For some, though, the deal raised concerns about a potential lack of competition.

As a result, the Federal Trade Commission and several states, including New York, on Monday said they had reached a settlement with Rite Aid that requires the chain to sell 26 stores nationally, eight of them in New York, including a location at the Price Chopper Plaza in Mechanicville.

The Rite Aid in Mechanicville, along with an Eckerd in Lake Placid, have already been sold to Medicine Shoppe International, a pharmacy chain based in suburban St. Louis that has locations in Fort Plain, Walden and in western Massachusetts.

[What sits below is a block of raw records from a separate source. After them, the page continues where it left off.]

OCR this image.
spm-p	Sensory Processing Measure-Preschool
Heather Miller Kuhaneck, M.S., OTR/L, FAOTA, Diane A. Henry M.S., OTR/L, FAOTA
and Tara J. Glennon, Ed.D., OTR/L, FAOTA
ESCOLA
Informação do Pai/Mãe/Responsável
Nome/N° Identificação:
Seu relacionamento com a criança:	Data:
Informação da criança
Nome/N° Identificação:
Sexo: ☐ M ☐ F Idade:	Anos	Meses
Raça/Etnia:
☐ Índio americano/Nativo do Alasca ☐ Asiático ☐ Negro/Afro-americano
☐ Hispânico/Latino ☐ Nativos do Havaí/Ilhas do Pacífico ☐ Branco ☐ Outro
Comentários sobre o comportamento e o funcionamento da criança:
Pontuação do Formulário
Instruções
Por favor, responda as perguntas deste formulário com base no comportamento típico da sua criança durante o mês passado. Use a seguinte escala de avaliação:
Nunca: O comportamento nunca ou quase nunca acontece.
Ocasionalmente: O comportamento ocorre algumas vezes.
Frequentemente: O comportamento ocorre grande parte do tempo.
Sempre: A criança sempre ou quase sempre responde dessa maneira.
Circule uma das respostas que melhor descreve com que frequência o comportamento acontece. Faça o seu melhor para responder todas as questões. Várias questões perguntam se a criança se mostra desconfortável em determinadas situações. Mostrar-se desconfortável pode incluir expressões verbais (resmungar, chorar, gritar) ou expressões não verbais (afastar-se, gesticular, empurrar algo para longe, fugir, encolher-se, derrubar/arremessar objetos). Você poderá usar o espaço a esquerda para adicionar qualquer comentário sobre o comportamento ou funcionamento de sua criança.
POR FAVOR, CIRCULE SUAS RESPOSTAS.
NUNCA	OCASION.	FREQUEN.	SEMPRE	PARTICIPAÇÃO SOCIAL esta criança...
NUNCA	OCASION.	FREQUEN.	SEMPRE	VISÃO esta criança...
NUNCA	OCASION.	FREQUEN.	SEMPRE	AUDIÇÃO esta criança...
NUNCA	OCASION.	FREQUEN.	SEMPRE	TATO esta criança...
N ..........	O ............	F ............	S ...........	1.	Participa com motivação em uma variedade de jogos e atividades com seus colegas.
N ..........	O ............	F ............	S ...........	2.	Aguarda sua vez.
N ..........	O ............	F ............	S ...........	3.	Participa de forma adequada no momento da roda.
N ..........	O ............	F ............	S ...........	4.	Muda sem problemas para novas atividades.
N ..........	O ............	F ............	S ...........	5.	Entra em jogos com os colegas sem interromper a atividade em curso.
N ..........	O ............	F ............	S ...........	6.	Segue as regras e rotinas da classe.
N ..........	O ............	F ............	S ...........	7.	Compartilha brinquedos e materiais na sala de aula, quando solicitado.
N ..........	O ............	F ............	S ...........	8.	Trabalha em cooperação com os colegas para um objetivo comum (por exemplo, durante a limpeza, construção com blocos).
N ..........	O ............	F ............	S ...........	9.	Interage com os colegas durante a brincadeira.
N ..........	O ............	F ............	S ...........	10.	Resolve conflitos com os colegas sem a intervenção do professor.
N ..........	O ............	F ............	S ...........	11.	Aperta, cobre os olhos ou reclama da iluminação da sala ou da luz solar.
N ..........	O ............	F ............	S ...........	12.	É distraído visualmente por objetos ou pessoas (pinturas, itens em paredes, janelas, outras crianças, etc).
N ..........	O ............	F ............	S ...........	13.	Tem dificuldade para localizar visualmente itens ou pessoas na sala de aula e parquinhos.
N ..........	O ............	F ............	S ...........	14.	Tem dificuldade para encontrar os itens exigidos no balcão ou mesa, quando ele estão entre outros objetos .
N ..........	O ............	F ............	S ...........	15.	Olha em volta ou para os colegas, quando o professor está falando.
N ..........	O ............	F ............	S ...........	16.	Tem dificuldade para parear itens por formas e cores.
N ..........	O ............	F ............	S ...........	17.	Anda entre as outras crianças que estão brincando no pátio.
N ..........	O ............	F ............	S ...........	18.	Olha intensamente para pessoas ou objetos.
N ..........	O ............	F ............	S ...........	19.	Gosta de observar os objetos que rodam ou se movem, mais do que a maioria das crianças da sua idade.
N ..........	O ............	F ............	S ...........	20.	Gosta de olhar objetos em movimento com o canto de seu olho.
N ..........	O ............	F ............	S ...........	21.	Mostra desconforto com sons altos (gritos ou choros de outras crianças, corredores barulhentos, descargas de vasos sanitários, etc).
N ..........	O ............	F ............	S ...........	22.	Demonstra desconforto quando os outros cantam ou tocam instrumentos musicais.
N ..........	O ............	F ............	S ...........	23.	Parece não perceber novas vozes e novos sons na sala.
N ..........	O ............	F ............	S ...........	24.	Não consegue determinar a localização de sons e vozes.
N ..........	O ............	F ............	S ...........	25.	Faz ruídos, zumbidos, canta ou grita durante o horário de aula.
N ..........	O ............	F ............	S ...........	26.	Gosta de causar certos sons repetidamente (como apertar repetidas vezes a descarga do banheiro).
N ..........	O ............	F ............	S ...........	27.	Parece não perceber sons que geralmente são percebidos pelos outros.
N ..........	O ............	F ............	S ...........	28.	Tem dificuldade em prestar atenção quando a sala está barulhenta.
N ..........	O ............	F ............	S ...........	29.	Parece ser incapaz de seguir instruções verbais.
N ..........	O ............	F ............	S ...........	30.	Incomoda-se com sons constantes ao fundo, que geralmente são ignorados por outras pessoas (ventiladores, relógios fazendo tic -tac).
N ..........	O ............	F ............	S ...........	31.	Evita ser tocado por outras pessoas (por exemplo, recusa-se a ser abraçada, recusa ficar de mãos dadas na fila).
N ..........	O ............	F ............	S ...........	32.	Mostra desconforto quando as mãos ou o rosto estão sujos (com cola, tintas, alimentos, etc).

The eight locations that must be sold were chosen after an investigation by the New York attorney general's office found those communities would be particularly lacking in drug store competition once Eckerd was acquired.

Attorney General Andrew Cuomo on Monday predicted the settlement will result in chains such as Walgreens or Kinney -- as well as Medicine Shoppe -- opening for the first time in the mostly rural communities, which include Yorkville, Boonville, Grand Island, Owego, Leroy and Wellsville.

Rite Aid on Monday said it will transition the acquired stores to its brand over the next 16 months. Customers, the chain said, most immediately will notice Rite Aid private brand products for sale.

Rite Aid also said it might close as many as 200 stores in areas where there is overlap. It was not clear on Monday whether any of the 22 Eckerd or 21 Rite Aid stores in Albany, Saratoga, Schenectady and Rensselaer counties would be targeted for closure.

The sale makes Rite Aid the third largest drugstore chain nationally, after Woonsocket, R.I.-based CVS, with nearly 6,200 stores, and Walgreens, of Deerfield, Ill., which has about 5,700 stores.